Он с силою сжал мне руку и трагически воскликнул:
— Ах, Александр Валентинович! Если бы вы знали…
— Да что знать-то? Ведь убедились; знать-то нечего.
Он покачал головою:
— Нет, Александр Валентинович, вы не можете судить. Вы в заблуждении. Если бы вы про нее знали, что я знаю, то… Ведь это такая дрянь! такая тварь!.. От нее всего можно ждать…
— Ну, час-от-часу не легче. То богиня, царица, жить без нее не могу, — то тварь и дрянь… Как у вас все это скоро.
Он жал мне руку и лепетал:
— Да, да… это вы прекрасно… И богиня, и царица, и тварь, и дрянь… Всего есть, всего-с… Но, если ты такая, зачем же целомудренную Весту изображать? какое право издеваться, лицемерить? Будь нараспашку, не морочь публику…
Я ничего не понимал. Мне хотелось только, чтобы он поскорее выпустил мою злополучную руку и ушел прочь.
— Ну, да утро вечера мудренее, — спохватился он наконец. — Извините меня за все эти дикие сцены. Прощайте.
На утро я встал поздно. Вышел в сад, к самовару. Бурун с Иваном Афанасьевичем жарко спорят, и второй, с похмелья и перепуга, имеет вид самый жалкий, растерянный и угнетенный.
— Не верю! — рычит Бурун и стучит по столу кулаком. А «красноносая оказия» умоляет:
— Алексей Алексеевич! оставьте-с! Ну, что приятного? Будьте так любезны и достоверны, — оставьте-с!
— В чем дело, господа? Из-за чего опять буря?
Бурун не отвечал ничего, а Иван Афанасьевич ухватился за меня, как за якорь спасительный.

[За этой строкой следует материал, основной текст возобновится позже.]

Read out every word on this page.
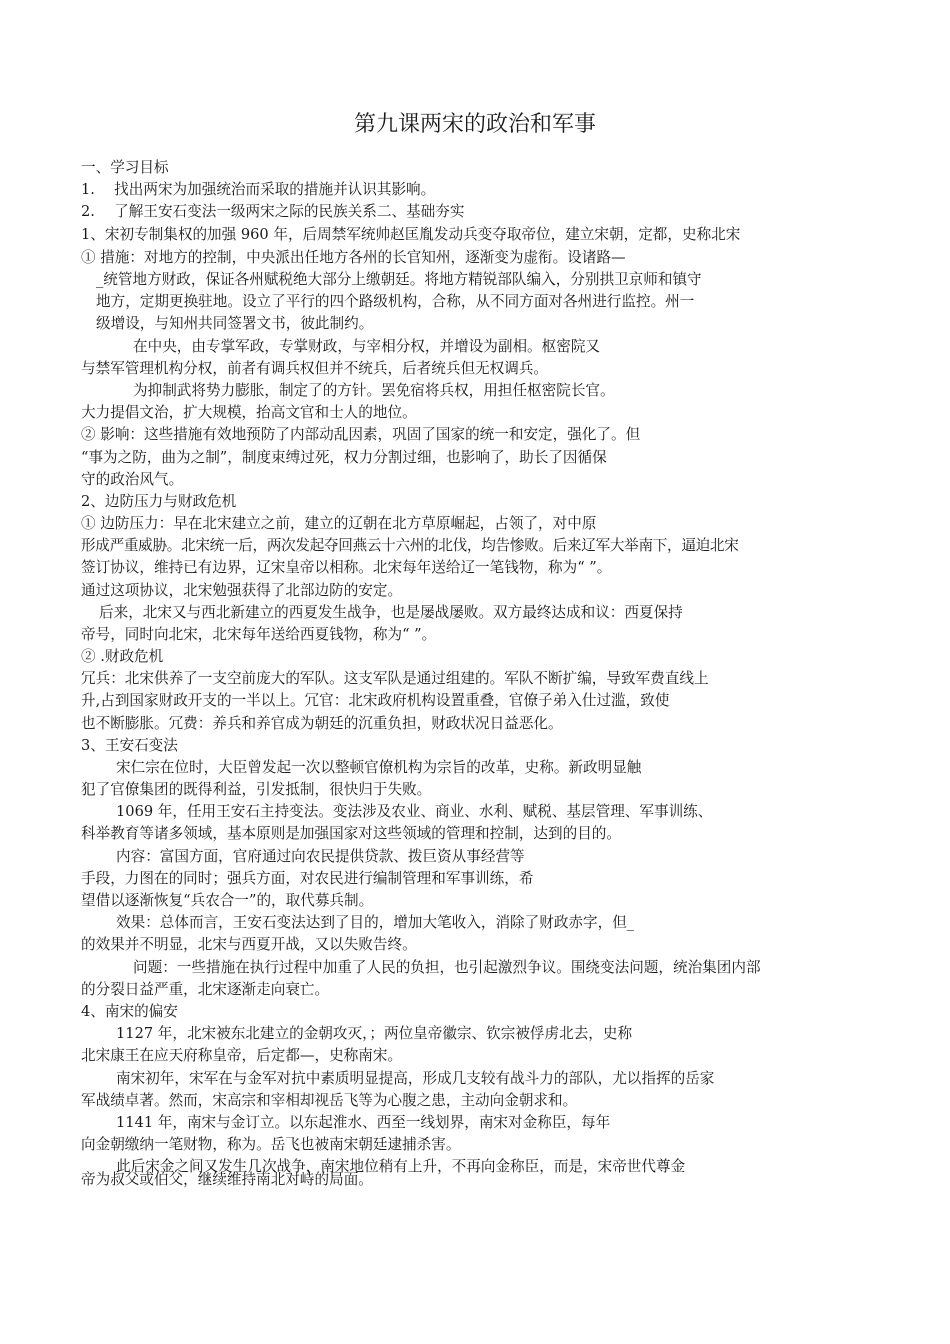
第九课两宋的政治和军事
一、学习目标
1.　 找出两宋为加强统治而采取的措施并认识其影响。
2.　 了解王安石变法一级两宋之际的民族关系二、基础夯实
1、宋初专制集权的加强 960 年，后周禁军统帅赵匡胤发动兵变夺取帝位，建立宋朝，定都，史称北宋
① 措施：对地方的控制，中央派出任地方各州的长官知州，逐渐变为虚衔。设诸路—
_统管地方财政，保证各州赋税绝大部分上缴朝廷。将地方精锐部队编入，分别拱卫京师和镇守
地方，定期更换驻地。设立了平行的四个路级机构，合称，从不同方面对各州进行监控。州一
级增设，与知州共同签署文书，彼此制约。
在中央，由专掌军政，专掌财政，与宰相分权，并增设为副相。枢密院又
与禁军管理机构分权，前者有调兵权但并不统兵，后者统兵但无权调兵。
为抑制武将势力膨胀，制定了的方针。罢免宿将兵权，用担任枢密院长官。
大力提倡文治，扩大规模，抬高文官和士人的地位。
② 影响：这些措施有效地预防了内部动乱因素，巩固了国家的统一和安定，强化了。但
“事为之防，曲为之制”，制度束缚过死，权力分割过细，也影响了，助长了因循保
守的政治风气。
2、边防压力与财政危机
① 边防压力：早在北宋建立之前，建立的辽朝在北方草原崛起，占领了，对中原
形成严重威胁。北宋统一后，两次发起夺回燕云十六州的北伐，均告惨败。后来辽军大举南下，逼迫北宋
签订协议，维持已有边界，辽宋皇帝以相称。北宋每年送给辽一笔钱物，称为“ ”。
通过这项协议，北宋勉强获得了北部边防的安定。
后来，北宋又与西北新建立的西夏发生战争，也是屡战屡败。双方最终达成和议：西夏保持
帝号，同时向北宋，北宋每年送给西夏钱物，称为“ ”。
② .财政危机
冗兵：北宋供养了一支空前庞大的军队。这支军队是通过组建的。军队不断扩编，导致军费直线上
升,占到国家财政开支的一半以上。冗官：北宋政府机构设置重叠，官僚子弟入仕过滥，致使
也不断膨胀。冗费：养兵和养官成为朝廷的沉重负担，财政状况日益恶化。
3、王安石变法
宋仁宗在位时，大臣曾发起一次以整顿官僚机构为宗旨的改革，史称。新政明显触
犯了官僚集团的既得利益，引发抵制，很快归于失败。
1069 年，任用王安石主持变法。变法涉及农业、商业、水利、赋税、基层管理、军事训练、
科举教育等诸多领域，基本原则是加强国家对这些领域的管理和控制，达到的目的。
内容：富国方面，官府通过向农民提供贷款、拨巨资从事经营等
手段，力图在的同时；强兵方面，对农民进行编制管理和军事训练，希
望借以逐渐恢复“兵农合一”的，取代募兵制。
效果：总体而言，王安石变法达到了目的，增加大笔收入，消除了财政赤字，但_
的效果并不明显，北宋与西夏开战，又以失败告终。
问题：一些措施在执行过程中加重了人民的负担，也引起激烈争议。围绕变法问题，统治集团内部
的分裂日益严重，北宋逐渐走向衰亡。
4、南宋的偏安
1127 年，北宋被东北建立的金朝攻灭，；两位皇帝徽宗、钦宗被俘虏北去，史称
北宋康王在应天府称皇帝，后定都—，史称南宋。
南宋初年，宋军在与金军对抗中素质明显提高，形成几支较有战斗力的部队，尤以指挥的岳家
军战绩卓著。然而，宋高宗和宰相却视岳飞等为心腹之患，主动向金朝求和。
1141 年，南宋与金订立。以东起淮水、西至一线划界，南宋对金称臣，每年
向金朝缴纳一笔财物，称为。岳飞也被南宋朝廷逮捕杀害。
此后宋金之间又发生几次战争，南宋地位稍有上升，不再向金称臣，而是，宋帝世代尊金
帝为叔父或伯父，继续维持南北对峙的局面。
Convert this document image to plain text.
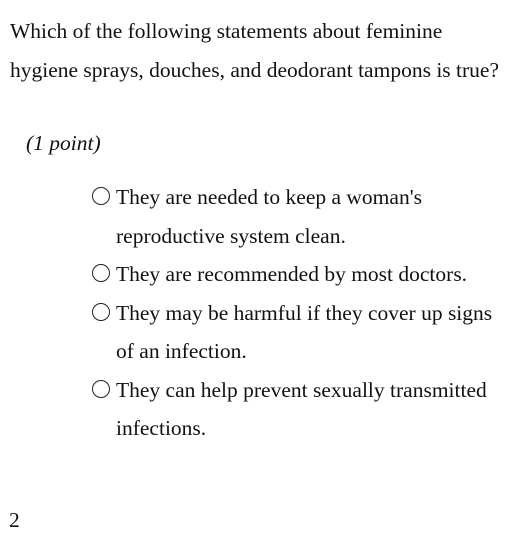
Which of the following statements about feminine hygiene sprays, douches, and deodorant tampons is true?

(1 point)
They are needed to keep a woman's reproductive system clean.
They are recommended by most doctors.
They may be harmful if they cover up signs of an infection.
They can help prevent sexually transmitted infections.
2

— Да, помилуйте, Александр Валентинович! Не спали они целую ночь и Бог весть чего, с грустей, надумали. Опять — за старую песню-с: якобы вчера Виктория Павловна нас только провела и обманула весьма ловко, при помощи Арины Федотовны, а совсем у них не Арина Федотовна была-с, но неизвстного звания человек, от коего нам — Алексею Алексеевичу то-есть— получается амурное огорчение-с.
— Как это глупо! архиглупо, Бурун! — со злостью вскричал я.
Он поднял на меня дикие глаза и медленно сказал:
— Иван Афанасьевич, мы с вами слышали шёпот и смех?
— Слышали-с.
— А поцелуи?
— Не смею утверждать, но как будто-с…
— Что же она? С Ариною Федотовною что ли, по-вашему, шепталась, смеялась, целовалась?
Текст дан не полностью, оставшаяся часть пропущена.